Making Blood Transfusions Safer Through Data
I joined the Haem-Match Consortium to help make blood transfusions safer and more effective for people who need them regularly - especially those living with sickle cell disorder and thalassaemia. These conditions often require lifelong transfusions, and finding compatible blood can become more difficult over time. That’s because matching blood isn’t as simple as A, B, AB, or O. Each person’s blood has many unique characteristics, and if transfused blood isn’t a close enough match, the body can create antibodies that make future transfusions harder or even impossible.

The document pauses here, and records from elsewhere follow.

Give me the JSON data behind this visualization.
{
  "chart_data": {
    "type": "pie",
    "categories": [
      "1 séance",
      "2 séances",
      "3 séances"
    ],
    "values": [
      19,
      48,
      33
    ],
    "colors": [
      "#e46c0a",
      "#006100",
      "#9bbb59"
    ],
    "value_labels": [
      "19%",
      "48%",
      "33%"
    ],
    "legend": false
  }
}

Haem-Match aims to tackle this problem by using data to better understand and predict how patients respond to different blood matches. A key part of this work is the development of Transfusion Dependent Anaemia (TDA) Database with de-identified data from hospitals about transfusions and antibodies patients developed. By analysing this information across many patients, researchers can:
Identify which blood mismatches are most likely to cause problems
Predict which patients are at higher risk of developing antibodies
Improve how blood is matched to each individual
In my role as a Senior Data Engineer, I help ensure that hospital data is processed and integrated accurately and securely, so it can be used for research and innovation across the SAFEHR and Haem-Match teams. One of my key challenges has been ensuring that patient data from different hospital system can be put together without losing crucial details that researchers need. My background in particle physics has given me valuable experience in handling large, complex datasets and working across interdisciplinary teams. It’s been exciting to apply those skills to a project that has such a direct impact on people’s lives.